AP resection and your vagina

  • Jessica Lloyd Lead Naturopath and founder of My Vagina clinic
    Author: Jessica Lloyd
    Senior Vulvovaginal Specialist Naturopath | BHSc(N) | ISSVD, ISSWSH, BSSM, ATMS

A typical colon surgery used to remove colon cancer is called an abdominoperineal (AP) resection. This surgery involves the removal of the lower colon and rectum.1

The lower part of the bowel is removed, plus the area of rectum faeces exits the body. This part of the surgery can include removal of parts of the vaginal canal.2,3

The AP resection process involves the creation of a colostomy so that stool can leave the body safely with a colostomy bag.4

The AP resection and colon surgery in younger women

Just the colon or rectum may be removed; however, sometimes the uterus, ovaries and sometimes the back wall of the vagina must also be removed (hysterectomy).

A vaginoplasty may then be performed to repair the vaginal canal with skin grafts or skin and muscle.5,6

Sex after colon surgery

The nerves are not damaged in the vagina or vulva during an AP resection, so sexual feeling is retained, and orgasm is entirely possible. Vaginal dryness can be a problem after colon surgery, particularly when the ovaries have been removed since oestrogen is responsible for a large portion of vaginal moisture.7–9

Lube and vaginal moisturisers can really help, as can oestrogen cream. Talk to your doctor. Some sexual positions can be really uncomfortable or cause pain on penetration after colon surgery.

There is scarring down to the tailbone, on the vaginal canal tissue, which can cause discomfort, so positions for each couple will need to be experimented with.10

Ostomy bags during sex need to be managed, and this may involve certain positions being most comfortable, keeping the bag out of sight with clothing, and being careful, at least at first.

Learn more about sex with an ostomy

Confidence with an ostomy

The anatomy may not function as it used to, but an AP resection doesn’t mean an end to sex or interruptions to sexual function. Besides the ostomy and possibly some discomfort, nothing untoward should occur.

There is often a loss of sexual confidence after pelvic surgery since our most intimate parts are cut out, irradiated, poisoned and reshaped. It takes some getting used to the new you, and the interim can be emotionally very difficult. Your intimacy may be affected in negative ways.11

Join a support group – people have great ideas, coping strategies and laughs.

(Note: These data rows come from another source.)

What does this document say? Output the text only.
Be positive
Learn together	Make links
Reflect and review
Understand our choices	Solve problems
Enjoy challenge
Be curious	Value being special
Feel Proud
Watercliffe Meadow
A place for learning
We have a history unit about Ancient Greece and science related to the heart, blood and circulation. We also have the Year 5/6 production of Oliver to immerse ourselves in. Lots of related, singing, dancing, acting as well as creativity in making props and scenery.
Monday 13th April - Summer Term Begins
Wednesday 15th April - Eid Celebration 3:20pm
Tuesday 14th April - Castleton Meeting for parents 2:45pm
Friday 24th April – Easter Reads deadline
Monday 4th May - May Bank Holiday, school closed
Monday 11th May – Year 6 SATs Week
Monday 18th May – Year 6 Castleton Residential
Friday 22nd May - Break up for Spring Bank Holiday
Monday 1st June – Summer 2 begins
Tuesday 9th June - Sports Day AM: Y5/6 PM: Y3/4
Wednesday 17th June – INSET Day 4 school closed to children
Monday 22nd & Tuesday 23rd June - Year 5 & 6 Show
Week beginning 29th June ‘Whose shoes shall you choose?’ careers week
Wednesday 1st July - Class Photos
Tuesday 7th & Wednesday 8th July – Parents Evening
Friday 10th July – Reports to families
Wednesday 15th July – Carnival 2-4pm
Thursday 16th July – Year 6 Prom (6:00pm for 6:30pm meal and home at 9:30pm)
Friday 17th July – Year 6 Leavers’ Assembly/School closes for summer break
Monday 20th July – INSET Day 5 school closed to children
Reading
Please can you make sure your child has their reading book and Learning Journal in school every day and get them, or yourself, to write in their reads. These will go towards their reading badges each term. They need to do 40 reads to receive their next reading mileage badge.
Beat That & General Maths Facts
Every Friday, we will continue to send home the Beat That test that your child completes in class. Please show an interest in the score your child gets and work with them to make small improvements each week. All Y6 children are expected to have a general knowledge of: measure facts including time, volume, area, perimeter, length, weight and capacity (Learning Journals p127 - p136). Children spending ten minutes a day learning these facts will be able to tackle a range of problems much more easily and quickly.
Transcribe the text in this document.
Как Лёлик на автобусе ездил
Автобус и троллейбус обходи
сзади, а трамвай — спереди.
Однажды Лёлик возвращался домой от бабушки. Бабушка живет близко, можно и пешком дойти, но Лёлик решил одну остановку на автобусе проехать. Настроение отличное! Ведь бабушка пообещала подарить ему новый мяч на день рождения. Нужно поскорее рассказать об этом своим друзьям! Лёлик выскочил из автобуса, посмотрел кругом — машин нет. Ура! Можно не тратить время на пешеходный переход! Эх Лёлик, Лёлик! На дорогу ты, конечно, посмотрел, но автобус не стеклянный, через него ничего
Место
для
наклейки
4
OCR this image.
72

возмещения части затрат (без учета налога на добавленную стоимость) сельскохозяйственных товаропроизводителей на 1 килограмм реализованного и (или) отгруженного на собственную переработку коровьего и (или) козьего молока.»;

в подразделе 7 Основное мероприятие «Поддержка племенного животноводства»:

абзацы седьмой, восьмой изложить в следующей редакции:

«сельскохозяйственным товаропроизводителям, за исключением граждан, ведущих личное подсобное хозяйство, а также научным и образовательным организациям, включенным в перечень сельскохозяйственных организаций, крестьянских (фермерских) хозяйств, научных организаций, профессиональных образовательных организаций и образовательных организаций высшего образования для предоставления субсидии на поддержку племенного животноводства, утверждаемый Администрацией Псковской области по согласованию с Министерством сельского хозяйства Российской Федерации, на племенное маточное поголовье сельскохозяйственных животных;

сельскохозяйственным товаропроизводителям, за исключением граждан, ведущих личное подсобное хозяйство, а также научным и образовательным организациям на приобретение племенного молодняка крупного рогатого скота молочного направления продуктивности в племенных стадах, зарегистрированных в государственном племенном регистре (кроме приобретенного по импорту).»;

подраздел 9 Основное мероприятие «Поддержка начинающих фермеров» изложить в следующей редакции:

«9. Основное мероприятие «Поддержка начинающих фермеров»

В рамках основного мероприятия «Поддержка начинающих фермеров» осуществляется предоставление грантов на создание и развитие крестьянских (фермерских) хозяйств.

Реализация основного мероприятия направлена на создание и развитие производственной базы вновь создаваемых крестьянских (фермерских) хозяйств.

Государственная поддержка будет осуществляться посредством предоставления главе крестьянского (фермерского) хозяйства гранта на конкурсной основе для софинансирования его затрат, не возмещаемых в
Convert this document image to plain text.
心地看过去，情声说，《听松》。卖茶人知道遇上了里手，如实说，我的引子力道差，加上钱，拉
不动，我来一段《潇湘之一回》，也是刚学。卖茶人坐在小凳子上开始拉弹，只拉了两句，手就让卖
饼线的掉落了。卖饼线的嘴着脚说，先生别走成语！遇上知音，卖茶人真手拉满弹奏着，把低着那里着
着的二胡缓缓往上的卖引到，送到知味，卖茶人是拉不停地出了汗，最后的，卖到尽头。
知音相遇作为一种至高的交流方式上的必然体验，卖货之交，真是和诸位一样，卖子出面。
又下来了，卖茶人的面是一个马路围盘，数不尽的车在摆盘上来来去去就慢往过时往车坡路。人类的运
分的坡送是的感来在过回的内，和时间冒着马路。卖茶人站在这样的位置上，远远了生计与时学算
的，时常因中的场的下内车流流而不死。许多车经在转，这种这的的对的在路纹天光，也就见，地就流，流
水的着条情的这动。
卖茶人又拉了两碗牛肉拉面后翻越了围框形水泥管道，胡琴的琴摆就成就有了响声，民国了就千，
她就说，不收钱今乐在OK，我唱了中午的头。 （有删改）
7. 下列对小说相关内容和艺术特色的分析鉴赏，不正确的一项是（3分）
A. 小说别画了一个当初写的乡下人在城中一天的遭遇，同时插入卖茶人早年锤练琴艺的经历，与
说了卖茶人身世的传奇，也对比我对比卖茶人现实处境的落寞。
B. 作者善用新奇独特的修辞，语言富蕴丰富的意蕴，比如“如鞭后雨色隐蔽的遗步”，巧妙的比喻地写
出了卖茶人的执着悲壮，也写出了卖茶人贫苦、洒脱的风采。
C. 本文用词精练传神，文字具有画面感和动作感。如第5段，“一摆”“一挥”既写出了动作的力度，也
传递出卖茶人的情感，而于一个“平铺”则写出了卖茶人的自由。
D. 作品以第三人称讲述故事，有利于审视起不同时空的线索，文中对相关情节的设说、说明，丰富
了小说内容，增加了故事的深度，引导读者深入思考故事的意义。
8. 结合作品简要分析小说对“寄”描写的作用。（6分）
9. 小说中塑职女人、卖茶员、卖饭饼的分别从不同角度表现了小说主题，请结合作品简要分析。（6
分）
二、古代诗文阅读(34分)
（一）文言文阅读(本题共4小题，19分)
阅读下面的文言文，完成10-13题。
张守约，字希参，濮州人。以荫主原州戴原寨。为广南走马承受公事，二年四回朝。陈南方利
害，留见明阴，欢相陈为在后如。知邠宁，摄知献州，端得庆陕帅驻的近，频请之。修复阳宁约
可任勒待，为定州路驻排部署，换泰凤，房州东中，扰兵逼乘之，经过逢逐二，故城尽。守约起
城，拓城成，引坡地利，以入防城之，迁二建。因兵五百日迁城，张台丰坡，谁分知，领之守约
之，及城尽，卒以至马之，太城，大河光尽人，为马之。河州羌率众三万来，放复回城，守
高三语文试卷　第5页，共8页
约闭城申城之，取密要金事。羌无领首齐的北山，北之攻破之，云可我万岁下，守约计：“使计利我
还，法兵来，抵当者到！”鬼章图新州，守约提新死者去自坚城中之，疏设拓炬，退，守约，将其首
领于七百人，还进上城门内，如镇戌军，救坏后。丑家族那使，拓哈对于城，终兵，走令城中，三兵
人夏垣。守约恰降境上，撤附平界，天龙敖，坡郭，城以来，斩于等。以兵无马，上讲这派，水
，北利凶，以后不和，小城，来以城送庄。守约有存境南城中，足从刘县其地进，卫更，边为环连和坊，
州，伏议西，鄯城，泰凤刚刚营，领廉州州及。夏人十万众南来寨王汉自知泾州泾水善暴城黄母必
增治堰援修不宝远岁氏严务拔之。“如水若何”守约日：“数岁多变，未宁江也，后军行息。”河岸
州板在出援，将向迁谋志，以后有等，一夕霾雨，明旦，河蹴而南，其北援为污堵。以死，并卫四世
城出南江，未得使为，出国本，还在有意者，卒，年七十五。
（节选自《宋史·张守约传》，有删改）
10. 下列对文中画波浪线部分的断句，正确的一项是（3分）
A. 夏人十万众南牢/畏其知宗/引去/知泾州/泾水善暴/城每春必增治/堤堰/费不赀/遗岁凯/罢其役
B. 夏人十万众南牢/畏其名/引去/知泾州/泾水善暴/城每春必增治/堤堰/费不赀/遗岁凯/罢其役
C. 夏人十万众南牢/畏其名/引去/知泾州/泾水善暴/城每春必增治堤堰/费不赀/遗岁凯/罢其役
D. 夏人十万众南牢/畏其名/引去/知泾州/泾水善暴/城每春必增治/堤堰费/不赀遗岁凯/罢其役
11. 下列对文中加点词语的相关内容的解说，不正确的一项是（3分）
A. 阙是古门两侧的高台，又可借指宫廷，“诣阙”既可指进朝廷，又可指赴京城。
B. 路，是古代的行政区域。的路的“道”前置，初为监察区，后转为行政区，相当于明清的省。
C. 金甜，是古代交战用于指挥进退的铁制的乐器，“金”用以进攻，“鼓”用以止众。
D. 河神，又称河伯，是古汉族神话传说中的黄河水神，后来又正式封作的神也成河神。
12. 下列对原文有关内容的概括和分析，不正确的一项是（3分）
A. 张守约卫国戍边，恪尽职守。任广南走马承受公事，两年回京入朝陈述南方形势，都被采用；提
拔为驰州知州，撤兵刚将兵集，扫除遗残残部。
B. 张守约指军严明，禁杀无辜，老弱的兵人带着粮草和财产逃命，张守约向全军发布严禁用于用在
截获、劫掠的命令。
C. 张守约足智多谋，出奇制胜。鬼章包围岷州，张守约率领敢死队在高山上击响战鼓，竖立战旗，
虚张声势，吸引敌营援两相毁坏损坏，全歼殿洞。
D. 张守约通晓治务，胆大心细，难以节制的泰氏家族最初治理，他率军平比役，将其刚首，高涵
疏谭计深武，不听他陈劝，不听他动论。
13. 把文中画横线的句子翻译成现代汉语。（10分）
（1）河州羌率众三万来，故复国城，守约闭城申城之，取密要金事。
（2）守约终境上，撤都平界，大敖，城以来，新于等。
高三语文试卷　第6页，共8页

  1. Marwan K, Staples MP, Thursfield V, Bell SW. The Rate of Abdominoperineal Resections for Rectal Cancer in the State of Victoria, Australia: A Population-Based Study. Diseases of the Colon & Rectum. 2010;53(12):1645–1651.
  2. Smedh K, Khani MH, Kraaz W, Raab Y, Strand E. Abdominoperineal Excision With Partial Anterior En Bloc Resection in Multimodal Management of Low Rectal Cancer: A Strategy to Reduce Local Recurrence. Diseases of the Colon & Rectum. 2006;49(6):833–840.
  3. Garcia-Henriquez N, Galante DJ, Monson JRT. Selection and Outcomes in Abdominoperineal Resection. Frontiers in Oncology. 2020;10.
  4. Seow-En I, Chen WTL. Laparoscopic Abdominoperineal Resection. Mastering Endo-Laparoscopic and Thoracoscopic Surgery. 2023:525–536.
  5. D’Souza DN. Vaginal Reconstruction Following Resection of Primary Locally Advanced and Recurrent Colorectal Malignancies. Archives of Surgery. 2003;138(12):1340.
  6. van der Sluis WB, de Boer NKH, Buncamper ME, van Bodegraven AA, Tuynman JB, Bouman MB. Neovaginal cancer after sigmoid vaginoplasty: Implications for postoperative cancer surveillance. JPRAS Open. 2024;40:170–174.
  7. Sharabiany S, Kreisel SI, Strijk GJ, et al. Exploring the impact of urogenital organ displacement after abdominoperineal resection on urinary and sexual function. International Journal of Colorectal Disease. 2022;37(10):2125–2136.
  8. Thyø A, Elfeki H, Laurberg S, Emmertsen KJ. Female sexual problems after treatment for colorectal cancer – a population‐based study. Colorectal Disease. 2019;21(10):1130–1139.
  9. Paszyńska W, Zborowska K, Czajkowska M, Skrzypulec-Plinta V. Quality of Sex Life in Intestinal Stoma Patients—A Literature Review. International Journal of Environmental Research and Public Health. 2023;20(3):2660.
  10. Levine RA, Qu Z, Wasvary H. Retrorectal Teratoma: A Rare Cause of Pain in the Tailbone. Indian Journal of Surgery. 2013;75(2):147–148.
  11. Savoie MB, Paciorek A, Van Loon K, et al. Sexual function remains persistently low in women after treatment for colorectal cancer and anal squamous cell carcinoma. The Journal of Sexual Medicine. 2023;20(4):439–446.